Yémen : Le président Hadi se réfugie à Aden et défie les Houthis

Publié le Lundi 23 Février 2015 à 10:23
 Abd Rabbo Mansour HadiAFP - Le président yéménite Abd Rabbo Mansour Hadi, qui a réussi à fuir la capitale Sanaa pour trouver refuge à Aden, fief de ses partisans, tente de reprendre la main face à la milice chiite des Houthis qui l’a chassé du pouvoir.

M. Hadi, dont la démission annoncée en janvier sous la pression des Houthis n’a jamais été entérinée par le Parlement, a présidé dimanche à Aden une réunion régionale au cours de laquelle il appelé à relancer la transition politique, selon son entourage.

Il s’agit de sa première activité politique au lendemain de son arrivée à Aden où il a aussitôt rejeté comme «nulles et non avenues (...) toutes les mesures» prises par les Houthis depuis la prise de Sanaa en septembre. Il a exhorté la communauté internationale à «rejeter le coup d’Etat» de ces miliciens.

M. Hadi a réussi à s’échapper, par une porte dérobée, dans la résidence où il était assigné depuis la prise du palais présidentiel par les Houthis le 20 janvier. Il avait présenté sa démission deux jours plus tard, en même temps que son Premier ministre Khaled Bahah, une décision qui consacrait la prise de contrôle totale des Houthis à Sanaa.

Mais l’un des neveux, Nasser Ahmed Mansour Hadi, qui tentait de le rejoindre a été arrêté samedi à la sortie sud de la capitale par des Houthis, selon l’entourage du chef de l’Etat.
Le coup de force des Houthis a été farouchement rejeté dans le centre, le sud et le sud-est du pays, où les tribus sunnites empêchent les miliciens chiites d’imposer leur autorité sur leurs régions.

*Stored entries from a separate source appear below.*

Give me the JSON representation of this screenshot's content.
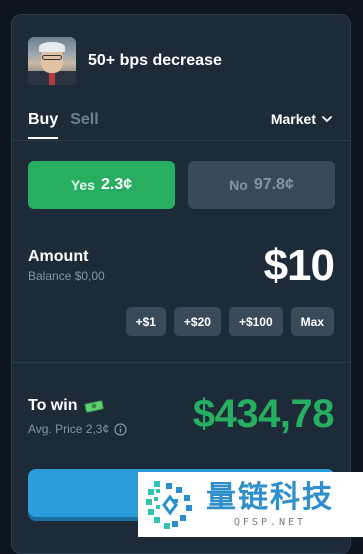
{
  "market": {
    "title": "50+ bps decrease",
    "avatar_icon": "person-portrait-icon"
  },
  "tabs": [
    {
      "label": "Buy",
      "active": true
    },
    {
      "label": "Sell",
      "active": false
    }
  ],
  "order_type": {
    "label": "Market",
    "icon": "chevron-down-icon"
  },
  "outcomes": {
    "yes": {
      "label": "Yes",
      "price": "2.3¢",
      "color": "#27ae60"
    },
    "no": {
      "label": "No",
      "price": "97.8¢",
      "color": "#3a4a5b"
    }
  },
  "amount": {
    "label": "Amount",
    "balance": "Balance $0,00",
    "value": "$10"
  },
  "quick_add": [
    "+$1",
    "+$20",
    "+$100",
    "Max"
  ],
  "to_win": {
    "label": "To win",
    "icon": "money-icon",
    "avg_price": "Avg. Price 2,3¢",
    "info_icon": "info-icon",
    "value": "$434,78",
    "color": "#27ae60"
  },
  "trade_button": {
    "color": "#2d9cdb"
  },
  "watermark": {
    "text": "量链科技",
    "url": "QFSP.NET"
  }
}
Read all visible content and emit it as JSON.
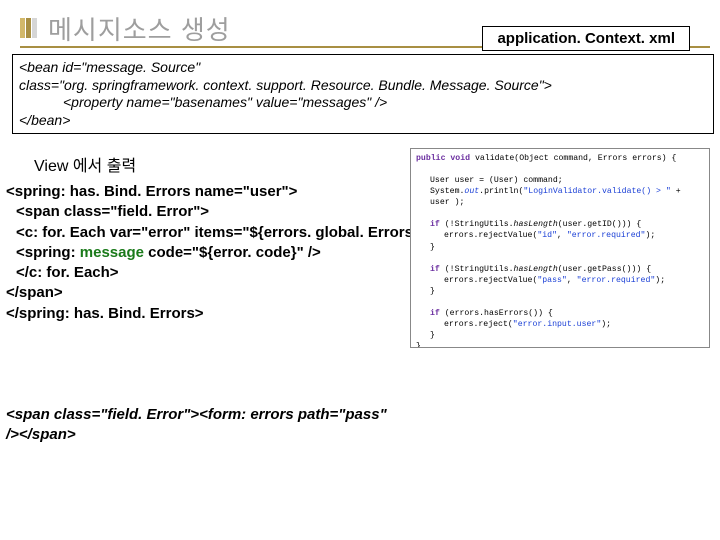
{
  "title": "메시지소스 생성",
  "badge": "application. Context. xml",
  "xml": {
    "l1": "<bean id=\"message. Source\"",
    "l2": "class=\"org. springframework. context. support. Resource. Bundle. Message. Source\">",
    "l3": "<property name=\"basenames\" value=\"messages\" />",
    "l4": "</bean>"
  },
  "view_label": "View 에서 출력",
  "jsp": {
    "a": "<spring: has. Bind. Errors name=\"user\">",
    "b": " <span class=\"field. Error\">",
    "c": " <c: for. Each var=\"error\" items=\"${errors. global. Errors}\">",
    "d_pre": "   <spring: ",
    "d_kw": "message",
    "d_post": " code=\"${error. code}\"  />",
    "e": " </c: for. Each>",
    "f": " </span>",
    "g": " </spring: has. Bind. Errors>"
  },
  "java": {
    "l1a": "public void ",
    "l1b": "validate(Object command, Errors errors) {",
    "l2": "User user = (User) command;",
    "l3a": "System.",
    "l3b": "out",
    "l3c": ".println(",
    "l3d": "\"LoginValidator.validate() > \"",
    "l3e": " + user );",
    "l4a": "if",
    "l4b": " (!StringUtils.",
    "l4c": "hasLength",
    "l4d": "(user.getID())) {",
    "l5a": "errors.rejectValue(",
    "l5b": "\"id\"",
    "l5c": ", ",
    "l5d": "\"error.required\"",
    "l5e": ");",
    "l6": "}",
    "l7a": "if",
    "l7b": " (!StringUtils.",
    "l7c": "hasLength",
    "l7d": "(user.getPass())) {",
    "l8a": "errors.rejectValue(",
    "l8b": "\"pass\"",
    "l8c": ", ",
    "l8d": "\"error.required\"",
    "l8e": ");",
    "l9": "}",
    "l10a": "if",
    "l10b": " (errors.hasErrors()) {",
    "l11a": "errors.reject(",
    "l11b": "\"error.input.user\"",
    "l11c": ");",
    "l12": "}",
    "l13": "}"
  },
  "form": {
    "l1": " <span class=\"field. Error\"><form: errors path=\"pass\"",
    "l2": "/></span>"
  }
}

Les gouverneurs des provinces d’Aden, Lahj, Dhaleh, Abyane et Socatra ainsi que le commandant de la 4e région militaire se sont réunis dimanche avec M. Hadi à Aden et réaffirmé «la nécessité d’appliquer les recommandations du dialogue national», a déclaré à l’AFP un membre du cabinet présidentiel.

Ces recommandations, publiées en janvier 2014 après six mois de négociations, prévoient la transformation du Yémen en une fédération de six régions, une formule rejetée notamment par les Houthis.

Ces derniers, partis de Saada, leur bastion du nord, avaient alors déclenché une offensive fulgurante qui leur avait permis de prendre le contrôle de provinces du nord, avant d’entrer le 21 septembre dans la capitale Sanaa.

En réussissant à fuir samedi Sanaa pour Aden, «M. Hadi a repris l’initiative politique, retirant toute légitimité aux Houthis (...), qui n’ont plus d’autre choix que de reprendre les négociations sur la base des recommandations du dialogue national», a déclaré à l’AFP le politologue yéménite Fahd Soltane.

Des discussions politiques, parrainées par l’émissaire de l’ONU au Yémen Jamal Benomar, ont repris en soirée après avoir été interrompues samedi dans la foulée de l’annonce de la fuite de M. Hadi de Sanaa.

Ces discussions «sont désormais inutiles», a estimé le parti nassérien (pan-arabe) en invitant M. Hadi à «exercer ses fonctions de chef de l’Etat», une revendication partagée par diverses personnalités politiques et organisations de la société civile.

Des tribus de Marib, la province riche en pétrole, à l’est de Sanaa, ont été plus exigeantes. Elles ont exhorté M. Hadi à faire d’Aden la «capitale provisoire du Yémen jusqu’à la libération de Sanaa, occupée par les miliciens houthis».

«M. Hadi va poursuivre ses activités politiques et diriger les affaires du pays durant la prochaine étape depuis Aden (...) où il devrait rencontrer des délégations étrangères ayant demandé à le rencontrer», a déclaré aux journalistes le gouverneur d’Aden, Abdel Aziz Ben Habtour.
En réussissant à fuir Sanaa, «M. Hadi a renversé la table sur toutes les parties» qui négocient une sortie de crise, a estimé l’analyste Majed al-Medhagi.

«La sortie de M. Hadi de Sanaa marque, pour la première fois, un changement dans le rapport des forces en faveur de l’Etat et aux dépens des Houthis», selon Ibrahim Sharqieh, un autre spécialiste du Yémen. «M. Hadi, élu par 7 millions de voix le 21 février 2012, représente toujours la légitimité au plan interne et international».

Cet expert prédit que les règles de ce dialogue ont «changé» car «les Houthis ne pourront plus imposer leur agenda aux autres forces politiques».